I watch as Lidia runs a hand through her hair with that slow, distracted gesture, how she smiles again, how she lowers her voice as though what she’s saying is important, intimate, something you only share with someone you truly care about.
And it hurts. It hurts far more than I can rationally justify.
Because the truth is clear and cruel: she has her life, just as I have mine. I have Ingrid. I have a job waiting for me in London. I have a stability that…
“…I just put at risk because of one reckless night…”
The truth hits me coldly. I can’t pretend what happened last night was some isolated mistake or harmless slip.
Because it wasn’t. It was as though time itself had been waiting for the perfect moment to remind us of what we once were.
As though fate had planned all of this just to force our eyes open.
My appetite is gone, and I set my utensils down beside the plate with an exhausted gesture.
“What do you really want, Barbara?” I ask myself quietly, staring blankly at the tablecloth. “Because you can’t keep going like this…”

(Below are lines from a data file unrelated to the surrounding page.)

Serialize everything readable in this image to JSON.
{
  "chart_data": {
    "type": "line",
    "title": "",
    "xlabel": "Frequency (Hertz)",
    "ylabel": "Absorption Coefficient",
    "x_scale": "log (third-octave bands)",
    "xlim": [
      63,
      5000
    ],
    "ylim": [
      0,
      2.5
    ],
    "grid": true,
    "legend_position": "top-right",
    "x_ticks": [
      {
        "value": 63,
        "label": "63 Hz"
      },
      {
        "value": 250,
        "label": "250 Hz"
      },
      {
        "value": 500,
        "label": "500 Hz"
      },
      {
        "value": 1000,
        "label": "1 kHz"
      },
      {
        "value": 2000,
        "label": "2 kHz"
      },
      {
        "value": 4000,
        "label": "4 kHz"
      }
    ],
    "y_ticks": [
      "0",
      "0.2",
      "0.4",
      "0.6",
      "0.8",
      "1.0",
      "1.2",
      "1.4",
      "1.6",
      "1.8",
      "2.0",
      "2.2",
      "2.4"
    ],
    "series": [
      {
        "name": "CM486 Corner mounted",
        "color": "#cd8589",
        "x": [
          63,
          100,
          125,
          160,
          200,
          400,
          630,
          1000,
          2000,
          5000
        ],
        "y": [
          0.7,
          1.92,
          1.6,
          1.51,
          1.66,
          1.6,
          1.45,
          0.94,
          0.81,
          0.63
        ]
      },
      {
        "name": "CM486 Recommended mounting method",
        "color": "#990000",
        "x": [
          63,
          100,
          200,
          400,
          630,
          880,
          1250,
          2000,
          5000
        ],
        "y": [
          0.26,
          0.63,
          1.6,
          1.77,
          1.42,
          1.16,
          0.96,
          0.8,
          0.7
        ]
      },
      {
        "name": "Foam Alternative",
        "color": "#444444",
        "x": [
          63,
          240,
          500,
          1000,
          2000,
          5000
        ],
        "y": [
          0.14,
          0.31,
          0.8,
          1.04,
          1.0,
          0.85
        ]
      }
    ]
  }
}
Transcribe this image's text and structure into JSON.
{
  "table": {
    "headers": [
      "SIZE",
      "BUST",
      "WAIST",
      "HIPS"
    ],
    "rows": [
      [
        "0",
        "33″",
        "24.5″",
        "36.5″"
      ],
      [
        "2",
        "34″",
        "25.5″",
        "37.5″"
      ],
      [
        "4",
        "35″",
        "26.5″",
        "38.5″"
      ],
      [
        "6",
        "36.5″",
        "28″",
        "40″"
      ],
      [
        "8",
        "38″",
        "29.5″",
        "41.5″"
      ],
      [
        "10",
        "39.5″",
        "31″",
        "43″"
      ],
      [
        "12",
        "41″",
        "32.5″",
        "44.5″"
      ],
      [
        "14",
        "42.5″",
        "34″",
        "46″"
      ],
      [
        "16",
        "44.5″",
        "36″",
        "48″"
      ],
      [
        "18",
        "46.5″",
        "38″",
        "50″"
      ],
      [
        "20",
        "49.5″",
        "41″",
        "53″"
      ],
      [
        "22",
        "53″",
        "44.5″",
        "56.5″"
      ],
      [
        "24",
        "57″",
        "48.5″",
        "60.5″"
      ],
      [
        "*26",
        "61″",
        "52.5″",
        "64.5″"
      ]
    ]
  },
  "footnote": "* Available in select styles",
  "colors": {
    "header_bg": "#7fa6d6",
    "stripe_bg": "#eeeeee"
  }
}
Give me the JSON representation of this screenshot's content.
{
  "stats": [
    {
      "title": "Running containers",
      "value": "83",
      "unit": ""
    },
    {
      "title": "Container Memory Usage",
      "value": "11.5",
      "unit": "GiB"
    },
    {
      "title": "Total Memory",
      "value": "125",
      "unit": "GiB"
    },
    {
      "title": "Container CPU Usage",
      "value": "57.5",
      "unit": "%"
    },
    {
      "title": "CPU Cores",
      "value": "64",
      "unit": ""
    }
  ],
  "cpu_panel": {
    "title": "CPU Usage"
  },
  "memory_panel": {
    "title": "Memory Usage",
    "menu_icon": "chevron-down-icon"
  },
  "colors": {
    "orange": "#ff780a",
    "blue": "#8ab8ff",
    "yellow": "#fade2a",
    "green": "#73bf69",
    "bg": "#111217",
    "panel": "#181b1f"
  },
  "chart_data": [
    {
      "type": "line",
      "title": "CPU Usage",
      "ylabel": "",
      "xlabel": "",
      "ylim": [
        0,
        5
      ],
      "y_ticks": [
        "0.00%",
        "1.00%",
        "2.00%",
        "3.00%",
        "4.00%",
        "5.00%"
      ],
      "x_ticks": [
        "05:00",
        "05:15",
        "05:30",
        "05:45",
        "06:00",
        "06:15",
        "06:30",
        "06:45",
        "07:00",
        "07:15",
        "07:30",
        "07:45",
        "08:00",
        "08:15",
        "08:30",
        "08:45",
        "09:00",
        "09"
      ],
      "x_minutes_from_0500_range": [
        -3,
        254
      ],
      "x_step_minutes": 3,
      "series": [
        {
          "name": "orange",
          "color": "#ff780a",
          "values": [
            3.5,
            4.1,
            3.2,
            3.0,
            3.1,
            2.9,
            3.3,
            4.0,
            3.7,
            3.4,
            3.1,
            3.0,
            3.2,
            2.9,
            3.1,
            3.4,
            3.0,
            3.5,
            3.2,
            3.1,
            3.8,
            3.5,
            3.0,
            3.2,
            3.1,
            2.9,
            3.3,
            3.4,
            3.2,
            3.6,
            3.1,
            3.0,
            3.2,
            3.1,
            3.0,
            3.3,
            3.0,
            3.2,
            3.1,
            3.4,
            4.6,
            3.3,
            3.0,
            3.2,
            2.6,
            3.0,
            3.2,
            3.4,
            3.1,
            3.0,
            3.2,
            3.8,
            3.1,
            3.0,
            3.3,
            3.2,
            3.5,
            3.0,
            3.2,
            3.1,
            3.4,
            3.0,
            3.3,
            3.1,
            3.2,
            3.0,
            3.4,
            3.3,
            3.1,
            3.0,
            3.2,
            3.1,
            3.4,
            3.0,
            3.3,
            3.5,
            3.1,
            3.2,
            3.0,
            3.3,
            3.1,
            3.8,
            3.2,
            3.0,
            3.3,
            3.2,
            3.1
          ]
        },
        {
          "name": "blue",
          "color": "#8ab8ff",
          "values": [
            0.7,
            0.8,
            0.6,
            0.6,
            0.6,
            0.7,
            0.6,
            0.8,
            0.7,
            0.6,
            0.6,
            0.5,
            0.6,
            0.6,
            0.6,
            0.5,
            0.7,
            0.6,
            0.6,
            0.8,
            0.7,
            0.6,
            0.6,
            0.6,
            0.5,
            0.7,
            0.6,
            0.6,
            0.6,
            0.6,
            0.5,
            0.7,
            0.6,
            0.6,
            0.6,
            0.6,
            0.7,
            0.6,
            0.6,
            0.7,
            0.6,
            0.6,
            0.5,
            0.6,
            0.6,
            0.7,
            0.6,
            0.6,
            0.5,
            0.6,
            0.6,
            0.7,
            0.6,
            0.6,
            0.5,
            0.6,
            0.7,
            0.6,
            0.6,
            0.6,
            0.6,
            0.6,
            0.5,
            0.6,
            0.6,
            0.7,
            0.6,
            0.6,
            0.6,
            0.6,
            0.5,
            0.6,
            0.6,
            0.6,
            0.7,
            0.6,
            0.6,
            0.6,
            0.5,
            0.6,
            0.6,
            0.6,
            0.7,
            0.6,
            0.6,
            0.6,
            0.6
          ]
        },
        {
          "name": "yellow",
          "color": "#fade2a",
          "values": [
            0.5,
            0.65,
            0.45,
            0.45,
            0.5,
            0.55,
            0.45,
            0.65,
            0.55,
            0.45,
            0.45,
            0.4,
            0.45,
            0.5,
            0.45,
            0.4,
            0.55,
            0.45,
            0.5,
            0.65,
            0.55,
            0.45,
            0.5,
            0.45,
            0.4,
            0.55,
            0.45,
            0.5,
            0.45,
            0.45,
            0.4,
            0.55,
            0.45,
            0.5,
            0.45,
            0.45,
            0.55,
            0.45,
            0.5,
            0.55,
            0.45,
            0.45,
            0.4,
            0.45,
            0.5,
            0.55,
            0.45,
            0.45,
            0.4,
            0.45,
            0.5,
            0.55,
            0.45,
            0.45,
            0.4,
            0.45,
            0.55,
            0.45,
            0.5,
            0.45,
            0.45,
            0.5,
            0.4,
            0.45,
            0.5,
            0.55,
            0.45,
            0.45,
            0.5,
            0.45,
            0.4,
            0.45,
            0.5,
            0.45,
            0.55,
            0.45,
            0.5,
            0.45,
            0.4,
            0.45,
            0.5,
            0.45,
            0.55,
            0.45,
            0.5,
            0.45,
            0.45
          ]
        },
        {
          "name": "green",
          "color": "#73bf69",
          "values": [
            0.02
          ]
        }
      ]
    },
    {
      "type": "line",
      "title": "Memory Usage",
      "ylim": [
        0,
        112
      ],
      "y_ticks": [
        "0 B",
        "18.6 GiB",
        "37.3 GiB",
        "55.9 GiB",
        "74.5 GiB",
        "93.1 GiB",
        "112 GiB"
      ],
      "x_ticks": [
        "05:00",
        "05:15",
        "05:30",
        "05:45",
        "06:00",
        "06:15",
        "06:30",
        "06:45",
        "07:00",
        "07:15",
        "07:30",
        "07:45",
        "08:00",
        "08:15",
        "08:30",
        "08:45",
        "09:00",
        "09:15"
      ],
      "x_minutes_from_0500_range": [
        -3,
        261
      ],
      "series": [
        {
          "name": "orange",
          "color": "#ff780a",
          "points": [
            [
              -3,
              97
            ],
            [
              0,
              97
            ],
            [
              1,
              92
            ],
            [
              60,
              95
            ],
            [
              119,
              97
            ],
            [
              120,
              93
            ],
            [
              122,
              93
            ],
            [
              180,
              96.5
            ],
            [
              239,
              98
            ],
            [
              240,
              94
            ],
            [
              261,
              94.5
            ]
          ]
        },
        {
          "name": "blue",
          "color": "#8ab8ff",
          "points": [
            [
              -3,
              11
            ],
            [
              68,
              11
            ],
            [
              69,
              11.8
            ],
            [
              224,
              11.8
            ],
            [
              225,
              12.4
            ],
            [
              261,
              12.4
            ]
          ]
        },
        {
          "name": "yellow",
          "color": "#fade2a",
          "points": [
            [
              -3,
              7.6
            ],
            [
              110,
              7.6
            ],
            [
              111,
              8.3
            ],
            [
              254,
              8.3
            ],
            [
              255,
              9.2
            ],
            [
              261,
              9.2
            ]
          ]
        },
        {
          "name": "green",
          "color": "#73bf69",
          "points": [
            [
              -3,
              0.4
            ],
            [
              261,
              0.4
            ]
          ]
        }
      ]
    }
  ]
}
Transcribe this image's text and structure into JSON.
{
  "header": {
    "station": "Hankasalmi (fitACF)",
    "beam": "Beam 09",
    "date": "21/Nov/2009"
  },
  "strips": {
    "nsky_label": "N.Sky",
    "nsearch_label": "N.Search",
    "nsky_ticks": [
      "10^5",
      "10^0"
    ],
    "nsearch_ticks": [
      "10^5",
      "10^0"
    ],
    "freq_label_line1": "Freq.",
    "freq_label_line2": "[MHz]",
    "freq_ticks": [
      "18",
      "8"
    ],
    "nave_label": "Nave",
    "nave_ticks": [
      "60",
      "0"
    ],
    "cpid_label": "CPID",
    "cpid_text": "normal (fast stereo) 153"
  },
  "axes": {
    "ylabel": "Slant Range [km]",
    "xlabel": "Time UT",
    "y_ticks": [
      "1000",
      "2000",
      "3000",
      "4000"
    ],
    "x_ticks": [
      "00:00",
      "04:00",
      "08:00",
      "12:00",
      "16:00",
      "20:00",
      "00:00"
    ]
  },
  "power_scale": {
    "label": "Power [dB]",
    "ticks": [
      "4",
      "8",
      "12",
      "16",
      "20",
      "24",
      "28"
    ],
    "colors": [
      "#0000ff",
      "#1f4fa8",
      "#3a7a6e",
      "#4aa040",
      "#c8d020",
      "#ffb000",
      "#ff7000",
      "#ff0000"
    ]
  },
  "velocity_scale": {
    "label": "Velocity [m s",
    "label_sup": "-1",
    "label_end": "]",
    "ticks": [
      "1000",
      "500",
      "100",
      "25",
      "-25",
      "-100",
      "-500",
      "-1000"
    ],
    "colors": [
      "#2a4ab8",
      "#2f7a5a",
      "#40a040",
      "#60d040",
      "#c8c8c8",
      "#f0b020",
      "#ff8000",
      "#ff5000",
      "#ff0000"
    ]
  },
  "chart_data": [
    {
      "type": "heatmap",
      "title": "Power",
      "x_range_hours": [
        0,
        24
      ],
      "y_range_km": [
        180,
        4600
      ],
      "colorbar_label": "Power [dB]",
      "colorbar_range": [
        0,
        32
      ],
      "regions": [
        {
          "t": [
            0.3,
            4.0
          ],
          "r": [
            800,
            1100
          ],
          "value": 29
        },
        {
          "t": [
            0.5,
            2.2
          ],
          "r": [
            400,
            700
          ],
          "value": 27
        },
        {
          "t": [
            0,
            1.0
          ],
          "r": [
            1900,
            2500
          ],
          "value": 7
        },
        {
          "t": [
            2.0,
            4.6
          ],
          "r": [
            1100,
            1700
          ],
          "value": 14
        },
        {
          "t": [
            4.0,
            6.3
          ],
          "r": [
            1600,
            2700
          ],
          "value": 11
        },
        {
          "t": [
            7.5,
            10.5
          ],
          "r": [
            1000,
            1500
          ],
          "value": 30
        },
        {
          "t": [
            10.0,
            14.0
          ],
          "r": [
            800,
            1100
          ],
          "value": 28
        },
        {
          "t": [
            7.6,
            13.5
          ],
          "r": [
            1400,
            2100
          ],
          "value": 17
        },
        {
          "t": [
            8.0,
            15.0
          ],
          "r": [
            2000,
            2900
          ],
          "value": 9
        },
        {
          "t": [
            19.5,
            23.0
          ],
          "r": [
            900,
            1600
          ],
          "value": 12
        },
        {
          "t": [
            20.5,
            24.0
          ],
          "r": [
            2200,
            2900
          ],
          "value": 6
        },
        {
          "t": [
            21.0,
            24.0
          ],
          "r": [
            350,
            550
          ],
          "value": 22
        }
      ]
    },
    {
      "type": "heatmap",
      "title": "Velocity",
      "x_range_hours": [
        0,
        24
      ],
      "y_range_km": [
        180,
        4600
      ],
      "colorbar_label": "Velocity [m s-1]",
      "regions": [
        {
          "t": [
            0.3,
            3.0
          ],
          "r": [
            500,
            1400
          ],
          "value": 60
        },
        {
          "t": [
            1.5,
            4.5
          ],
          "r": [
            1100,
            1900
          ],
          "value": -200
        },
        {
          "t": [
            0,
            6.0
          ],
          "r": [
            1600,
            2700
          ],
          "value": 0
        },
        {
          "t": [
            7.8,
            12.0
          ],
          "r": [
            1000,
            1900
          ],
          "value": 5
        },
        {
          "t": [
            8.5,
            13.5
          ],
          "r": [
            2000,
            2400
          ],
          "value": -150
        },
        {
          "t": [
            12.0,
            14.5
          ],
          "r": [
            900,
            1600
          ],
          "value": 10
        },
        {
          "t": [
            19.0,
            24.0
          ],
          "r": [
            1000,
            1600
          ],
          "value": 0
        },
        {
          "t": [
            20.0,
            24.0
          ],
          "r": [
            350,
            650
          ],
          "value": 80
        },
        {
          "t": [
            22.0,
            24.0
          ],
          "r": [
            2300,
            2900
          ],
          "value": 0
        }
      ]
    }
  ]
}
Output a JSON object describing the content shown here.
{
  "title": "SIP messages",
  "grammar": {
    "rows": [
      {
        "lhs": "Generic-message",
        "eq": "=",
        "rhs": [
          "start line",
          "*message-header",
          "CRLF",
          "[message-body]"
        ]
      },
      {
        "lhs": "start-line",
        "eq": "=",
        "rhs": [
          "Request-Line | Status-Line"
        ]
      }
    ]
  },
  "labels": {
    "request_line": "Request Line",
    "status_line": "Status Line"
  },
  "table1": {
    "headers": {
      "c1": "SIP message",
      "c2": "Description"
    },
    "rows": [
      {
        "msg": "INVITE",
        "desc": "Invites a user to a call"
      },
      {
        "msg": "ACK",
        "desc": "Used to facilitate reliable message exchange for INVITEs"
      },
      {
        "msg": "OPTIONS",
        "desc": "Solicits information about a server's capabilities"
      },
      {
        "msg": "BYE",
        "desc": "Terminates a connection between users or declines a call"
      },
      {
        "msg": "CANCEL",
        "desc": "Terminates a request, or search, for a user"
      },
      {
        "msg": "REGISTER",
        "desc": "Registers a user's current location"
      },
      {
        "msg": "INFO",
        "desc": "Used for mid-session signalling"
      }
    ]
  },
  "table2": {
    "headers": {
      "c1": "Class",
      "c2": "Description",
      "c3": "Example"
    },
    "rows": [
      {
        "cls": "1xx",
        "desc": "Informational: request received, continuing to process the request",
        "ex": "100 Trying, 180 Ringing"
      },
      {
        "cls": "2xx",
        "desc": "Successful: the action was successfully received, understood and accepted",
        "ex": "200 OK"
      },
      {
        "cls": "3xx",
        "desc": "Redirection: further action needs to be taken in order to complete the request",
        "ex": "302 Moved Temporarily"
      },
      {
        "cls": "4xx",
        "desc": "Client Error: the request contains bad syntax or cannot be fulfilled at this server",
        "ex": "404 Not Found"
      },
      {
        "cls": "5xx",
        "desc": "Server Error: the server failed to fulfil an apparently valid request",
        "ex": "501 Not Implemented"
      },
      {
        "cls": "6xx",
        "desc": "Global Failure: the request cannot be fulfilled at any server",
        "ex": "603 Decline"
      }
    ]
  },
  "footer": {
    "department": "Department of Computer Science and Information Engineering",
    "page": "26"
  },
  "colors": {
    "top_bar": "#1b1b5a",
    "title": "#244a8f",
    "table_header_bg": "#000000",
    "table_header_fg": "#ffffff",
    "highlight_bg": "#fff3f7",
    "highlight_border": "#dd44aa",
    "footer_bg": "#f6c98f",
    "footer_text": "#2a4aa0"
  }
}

The question lingers in the air, suspended between the murmur of the restaurant and the distant sound of the sea.
Do I want Lidia back? Do I want us to try again despite everything—despite Ingrid, despite the distance, despite the mistakes we made in the past?
Or is this just the place, these islands, the memory of who we used to be, and the chemistry that never truly faded and still pulses between us every time we look at each other?
I close my eyes for a moment and try to be honest with myself, truly honest, without excuses or comforting lies.
But it isn’t easy. When I think about Ingrid, guilt twists in my stomach, leaves a bitter taste in my mouth, and makes me question who I really am.
But when I think about Lidia… I feel something much more primal, more visceral, more real.
Something that races beneath my skin, quickens my pulse, steals my breath, something that tells me that no matter how hard I try to deny it, she’s still a part of me.
I open my eyes again and see her once more.
She’s still there in the gardens, talking, smiling, alive in a way that almost hurts me, as though light itself were shining from inside her.
And something inside me tightens painfully.
Because I no longer know where I belong.
Or who it is that I truly love. Or what kind of life I really want to live.
And that fills me with a fear so cold it freezes my blood, a fear tangled with desire and nostalgia, leaving me sitting alone at this table wondering how the hell I’m supposed to get out of this mess without breaking myself and without losing everything.